Sprecher
Beschreibung
Proto-Peptide Assembly and the Chemical Origins of Backbone Selection
Moran Frenkel-Pinter a,b*
a Institute of Chemistry, The Hebrew University of Jerusalem, Israel 9190401
b The Center for Nanoscience and Nanotechnology, The Hebrew University of Jerusalem, Israel 9190401
One of the most fascinating mysteries in the field of origins of life concerns the driving force that led to the selection of today’s 20 universal L-alpha amino acids in biology.
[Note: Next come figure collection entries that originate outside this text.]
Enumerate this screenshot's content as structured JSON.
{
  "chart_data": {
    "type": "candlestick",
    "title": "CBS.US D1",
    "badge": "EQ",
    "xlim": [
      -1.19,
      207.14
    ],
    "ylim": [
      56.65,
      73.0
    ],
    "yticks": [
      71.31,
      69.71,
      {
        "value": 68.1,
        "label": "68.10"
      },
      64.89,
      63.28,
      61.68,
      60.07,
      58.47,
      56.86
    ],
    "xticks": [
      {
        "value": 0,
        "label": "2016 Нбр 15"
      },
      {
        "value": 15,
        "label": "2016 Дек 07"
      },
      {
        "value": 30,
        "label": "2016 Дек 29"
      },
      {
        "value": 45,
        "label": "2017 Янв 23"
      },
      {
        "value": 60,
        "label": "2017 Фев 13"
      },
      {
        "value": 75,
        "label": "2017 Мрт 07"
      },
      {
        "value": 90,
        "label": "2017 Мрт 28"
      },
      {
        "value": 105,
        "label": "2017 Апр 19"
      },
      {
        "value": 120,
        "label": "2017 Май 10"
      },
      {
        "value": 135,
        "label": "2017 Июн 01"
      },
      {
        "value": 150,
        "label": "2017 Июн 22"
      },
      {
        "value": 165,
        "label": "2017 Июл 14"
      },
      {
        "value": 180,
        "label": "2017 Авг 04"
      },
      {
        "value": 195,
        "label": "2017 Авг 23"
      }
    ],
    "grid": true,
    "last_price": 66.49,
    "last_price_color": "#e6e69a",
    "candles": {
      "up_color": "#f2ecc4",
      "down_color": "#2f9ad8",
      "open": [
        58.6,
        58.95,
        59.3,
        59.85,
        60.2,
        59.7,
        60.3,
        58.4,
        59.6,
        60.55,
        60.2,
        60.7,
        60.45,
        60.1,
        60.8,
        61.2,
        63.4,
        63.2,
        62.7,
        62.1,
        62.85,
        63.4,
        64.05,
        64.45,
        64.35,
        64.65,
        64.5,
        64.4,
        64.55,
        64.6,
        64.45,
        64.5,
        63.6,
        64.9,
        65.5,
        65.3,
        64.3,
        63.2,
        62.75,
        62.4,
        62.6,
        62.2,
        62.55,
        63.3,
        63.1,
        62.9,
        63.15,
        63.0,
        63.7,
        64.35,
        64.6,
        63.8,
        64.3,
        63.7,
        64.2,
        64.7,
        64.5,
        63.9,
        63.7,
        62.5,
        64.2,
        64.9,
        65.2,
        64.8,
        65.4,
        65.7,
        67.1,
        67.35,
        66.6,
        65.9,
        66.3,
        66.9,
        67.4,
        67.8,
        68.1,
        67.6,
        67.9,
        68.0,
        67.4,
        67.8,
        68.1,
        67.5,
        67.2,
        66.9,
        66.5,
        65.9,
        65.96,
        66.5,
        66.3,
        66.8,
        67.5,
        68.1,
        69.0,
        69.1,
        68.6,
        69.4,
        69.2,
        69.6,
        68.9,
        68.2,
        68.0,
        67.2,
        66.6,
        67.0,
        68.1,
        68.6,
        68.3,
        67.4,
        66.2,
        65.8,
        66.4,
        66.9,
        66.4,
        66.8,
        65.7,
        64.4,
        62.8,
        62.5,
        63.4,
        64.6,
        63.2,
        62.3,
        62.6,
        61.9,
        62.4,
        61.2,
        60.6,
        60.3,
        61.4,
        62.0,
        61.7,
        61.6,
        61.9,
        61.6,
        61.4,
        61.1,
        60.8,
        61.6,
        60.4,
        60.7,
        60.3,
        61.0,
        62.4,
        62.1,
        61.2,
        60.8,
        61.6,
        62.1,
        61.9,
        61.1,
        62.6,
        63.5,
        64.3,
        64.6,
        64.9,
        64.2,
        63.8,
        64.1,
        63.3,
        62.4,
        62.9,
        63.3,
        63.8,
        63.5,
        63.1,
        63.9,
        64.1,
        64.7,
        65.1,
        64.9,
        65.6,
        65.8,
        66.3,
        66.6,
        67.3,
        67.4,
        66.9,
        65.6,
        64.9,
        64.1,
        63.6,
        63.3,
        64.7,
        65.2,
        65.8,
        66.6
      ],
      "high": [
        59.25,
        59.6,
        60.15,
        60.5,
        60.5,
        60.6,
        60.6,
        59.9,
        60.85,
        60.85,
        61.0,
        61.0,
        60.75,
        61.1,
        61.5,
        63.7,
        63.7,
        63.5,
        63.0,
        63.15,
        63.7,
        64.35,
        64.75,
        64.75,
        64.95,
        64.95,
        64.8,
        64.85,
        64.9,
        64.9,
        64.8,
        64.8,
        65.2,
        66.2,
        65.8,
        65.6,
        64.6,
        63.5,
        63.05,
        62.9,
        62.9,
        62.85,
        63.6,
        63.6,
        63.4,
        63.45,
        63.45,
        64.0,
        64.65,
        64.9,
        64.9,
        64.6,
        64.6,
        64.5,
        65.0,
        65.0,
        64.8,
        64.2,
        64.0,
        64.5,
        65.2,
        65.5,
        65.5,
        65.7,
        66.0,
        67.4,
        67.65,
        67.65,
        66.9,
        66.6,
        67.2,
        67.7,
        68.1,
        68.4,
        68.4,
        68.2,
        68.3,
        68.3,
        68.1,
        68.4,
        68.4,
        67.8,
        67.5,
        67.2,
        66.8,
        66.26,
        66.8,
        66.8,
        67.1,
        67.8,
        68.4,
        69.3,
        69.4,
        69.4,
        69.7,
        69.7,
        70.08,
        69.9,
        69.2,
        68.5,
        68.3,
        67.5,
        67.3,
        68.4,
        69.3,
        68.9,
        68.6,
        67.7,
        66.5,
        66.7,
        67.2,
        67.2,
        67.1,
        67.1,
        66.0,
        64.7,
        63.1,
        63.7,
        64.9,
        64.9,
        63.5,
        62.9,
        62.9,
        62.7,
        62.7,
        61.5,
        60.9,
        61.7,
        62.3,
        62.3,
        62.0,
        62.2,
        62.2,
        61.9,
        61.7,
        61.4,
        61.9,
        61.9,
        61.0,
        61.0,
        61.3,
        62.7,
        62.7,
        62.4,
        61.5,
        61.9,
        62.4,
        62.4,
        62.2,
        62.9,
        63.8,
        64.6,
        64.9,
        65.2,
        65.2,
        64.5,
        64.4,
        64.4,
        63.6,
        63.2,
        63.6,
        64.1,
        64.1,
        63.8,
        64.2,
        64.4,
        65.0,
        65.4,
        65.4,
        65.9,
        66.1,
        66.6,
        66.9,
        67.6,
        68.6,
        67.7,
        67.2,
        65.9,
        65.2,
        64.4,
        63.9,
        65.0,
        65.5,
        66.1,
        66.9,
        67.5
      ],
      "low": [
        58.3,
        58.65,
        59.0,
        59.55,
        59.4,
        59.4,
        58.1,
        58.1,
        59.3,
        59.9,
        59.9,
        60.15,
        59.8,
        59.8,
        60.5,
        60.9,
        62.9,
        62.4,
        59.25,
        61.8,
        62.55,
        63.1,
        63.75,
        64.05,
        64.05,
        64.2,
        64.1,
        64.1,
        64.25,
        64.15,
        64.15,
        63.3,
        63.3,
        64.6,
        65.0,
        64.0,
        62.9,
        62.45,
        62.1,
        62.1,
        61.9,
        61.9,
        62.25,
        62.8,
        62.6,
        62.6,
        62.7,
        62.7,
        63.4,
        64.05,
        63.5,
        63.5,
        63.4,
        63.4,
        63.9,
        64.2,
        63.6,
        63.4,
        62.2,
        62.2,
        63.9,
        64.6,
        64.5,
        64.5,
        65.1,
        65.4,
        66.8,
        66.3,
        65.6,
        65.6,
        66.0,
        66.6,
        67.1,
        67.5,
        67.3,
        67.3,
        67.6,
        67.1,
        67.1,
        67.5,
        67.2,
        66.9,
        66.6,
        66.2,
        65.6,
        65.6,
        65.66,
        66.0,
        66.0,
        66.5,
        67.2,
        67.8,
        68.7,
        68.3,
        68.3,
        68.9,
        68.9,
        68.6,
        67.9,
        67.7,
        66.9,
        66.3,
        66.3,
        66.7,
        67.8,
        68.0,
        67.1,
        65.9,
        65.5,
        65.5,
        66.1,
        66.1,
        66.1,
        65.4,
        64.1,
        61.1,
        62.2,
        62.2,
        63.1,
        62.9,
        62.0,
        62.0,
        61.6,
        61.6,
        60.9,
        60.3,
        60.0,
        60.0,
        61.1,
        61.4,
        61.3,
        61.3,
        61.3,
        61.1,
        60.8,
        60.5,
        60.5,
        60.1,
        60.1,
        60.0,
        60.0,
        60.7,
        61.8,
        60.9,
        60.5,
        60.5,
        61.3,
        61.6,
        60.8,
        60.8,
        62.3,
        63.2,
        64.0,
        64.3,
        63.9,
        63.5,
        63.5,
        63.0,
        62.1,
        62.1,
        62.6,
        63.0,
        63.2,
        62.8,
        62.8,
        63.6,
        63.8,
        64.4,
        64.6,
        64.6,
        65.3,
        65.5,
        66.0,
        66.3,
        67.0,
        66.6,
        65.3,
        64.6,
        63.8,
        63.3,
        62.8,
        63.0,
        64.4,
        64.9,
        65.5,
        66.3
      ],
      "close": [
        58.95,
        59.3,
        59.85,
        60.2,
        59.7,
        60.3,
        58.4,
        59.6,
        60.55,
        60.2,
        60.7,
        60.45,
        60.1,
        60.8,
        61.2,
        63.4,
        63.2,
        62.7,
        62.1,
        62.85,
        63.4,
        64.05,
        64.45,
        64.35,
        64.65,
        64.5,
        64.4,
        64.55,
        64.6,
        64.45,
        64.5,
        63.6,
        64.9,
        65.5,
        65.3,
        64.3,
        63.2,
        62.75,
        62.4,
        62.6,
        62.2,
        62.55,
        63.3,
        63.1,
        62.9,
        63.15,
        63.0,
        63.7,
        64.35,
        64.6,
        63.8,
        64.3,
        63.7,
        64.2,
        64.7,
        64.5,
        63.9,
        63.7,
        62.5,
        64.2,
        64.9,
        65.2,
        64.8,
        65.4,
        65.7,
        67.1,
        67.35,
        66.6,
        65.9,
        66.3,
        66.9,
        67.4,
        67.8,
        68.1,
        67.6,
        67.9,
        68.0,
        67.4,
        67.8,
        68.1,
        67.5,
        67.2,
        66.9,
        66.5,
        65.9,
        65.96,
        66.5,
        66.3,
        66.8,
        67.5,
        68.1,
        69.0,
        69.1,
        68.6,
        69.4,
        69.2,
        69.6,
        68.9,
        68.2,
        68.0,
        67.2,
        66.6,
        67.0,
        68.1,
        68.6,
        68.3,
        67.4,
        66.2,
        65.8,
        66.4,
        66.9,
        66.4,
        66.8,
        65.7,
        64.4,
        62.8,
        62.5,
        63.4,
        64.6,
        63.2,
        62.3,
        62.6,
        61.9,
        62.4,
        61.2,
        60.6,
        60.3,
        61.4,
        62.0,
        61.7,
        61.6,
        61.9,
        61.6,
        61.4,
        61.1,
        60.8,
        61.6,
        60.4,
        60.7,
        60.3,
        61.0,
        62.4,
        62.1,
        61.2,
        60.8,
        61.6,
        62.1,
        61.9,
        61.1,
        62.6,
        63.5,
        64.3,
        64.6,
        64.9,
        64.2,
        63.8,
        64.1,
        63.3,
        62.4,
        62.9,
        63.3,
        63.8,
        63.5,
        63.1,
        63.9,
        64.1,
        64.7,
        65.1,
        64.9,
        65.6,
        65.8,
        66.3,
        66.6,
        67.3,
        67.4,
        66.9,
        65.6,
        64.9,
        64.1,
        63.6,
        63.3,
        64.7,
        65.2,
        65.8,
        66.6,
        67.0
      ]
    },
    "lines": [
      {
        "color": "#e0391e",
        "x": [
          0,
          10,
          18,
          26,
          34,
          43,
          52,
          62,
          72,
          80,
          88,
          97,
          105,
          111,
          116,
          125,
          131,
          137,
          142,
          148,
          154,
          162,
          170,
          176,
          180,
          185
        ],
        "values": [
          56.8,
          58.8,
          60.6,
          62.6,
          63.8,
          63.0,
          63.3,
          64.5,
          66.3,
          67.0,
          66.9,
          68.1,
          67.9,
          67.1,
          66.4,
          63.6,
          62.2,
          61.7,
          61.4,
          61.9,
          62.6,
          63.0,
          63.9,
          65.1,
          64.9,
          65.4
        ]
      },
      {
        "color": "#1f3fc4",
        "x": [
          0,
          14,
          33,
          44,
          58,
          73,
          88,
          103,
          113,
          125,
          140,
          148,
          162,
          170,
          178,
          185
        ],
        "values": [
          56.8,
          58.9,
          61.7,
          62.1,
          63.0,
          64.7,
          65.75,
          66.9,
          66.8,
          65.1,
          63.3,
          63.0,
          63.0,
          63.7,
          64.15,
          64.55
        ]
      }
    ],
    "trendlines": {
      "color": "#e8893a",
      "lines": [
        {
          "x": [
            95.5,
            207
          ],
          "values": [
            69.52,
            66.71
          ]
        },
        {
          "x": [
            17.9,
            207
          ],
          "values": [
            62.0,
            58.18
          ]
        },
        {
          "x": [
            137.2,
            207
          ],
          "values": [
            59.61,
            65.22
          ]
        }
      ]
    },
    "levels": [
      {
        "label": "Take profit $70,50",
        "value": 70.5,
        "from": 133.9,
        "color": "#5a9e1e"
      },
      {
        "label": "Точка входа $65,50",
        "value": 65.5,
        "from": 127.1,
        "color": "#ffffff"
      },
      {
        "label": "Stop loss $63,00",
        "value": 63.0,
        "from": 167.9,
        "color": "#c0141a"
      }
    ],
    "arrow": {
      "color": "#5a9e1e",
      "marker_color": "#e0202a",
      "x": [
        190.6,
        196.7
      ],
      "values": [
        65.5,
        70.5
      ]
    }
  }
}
An essential aspect of life's emergence involves the formation of compartments, which offer encapsulation for molecules and provide protection from hydrolysis in aqueous environments. Thus, polymers capable of assembly may have had a chemical evolutionary advantage over polymers that lacked this ability. We postulated that primordial peptide assembly could be one of the driving forces that led to the chemical selection of alpha amino acids in life today. To test this hypothesis, we generated depsipeptides, oligomers composed of ester bonds and peptide bonds that form readily under mild drying conditions, as model prebiotic peptides. However, it is unknown whether depsipeptides form assemblies in an aqueous environment similarly to peptides and proteins. To test the hypothesis that depsipeptides with alpha backbones will form assemblies more readily than beta backbones, we synthesized depsipeptides using a matrix of eight alpha- and beta- hydroxy acids and six alpha-, beta-, and gamma- amino acids. The reaction products were analyzed by microscopy and a physical stability analyzer to study assembly formation as well as various analytical techniques for chemical analysis. Our results demonstrate assembly formation in depsipeptide systems containing hydrophobic hydroxy acids and indicate that depsipeptide assemblies containing alpha hydroxy acid backbones are significantly more stable than beta analogs. Overall, our results offer an assembly-driven mode of selection for the alpha backbone in present-day biology.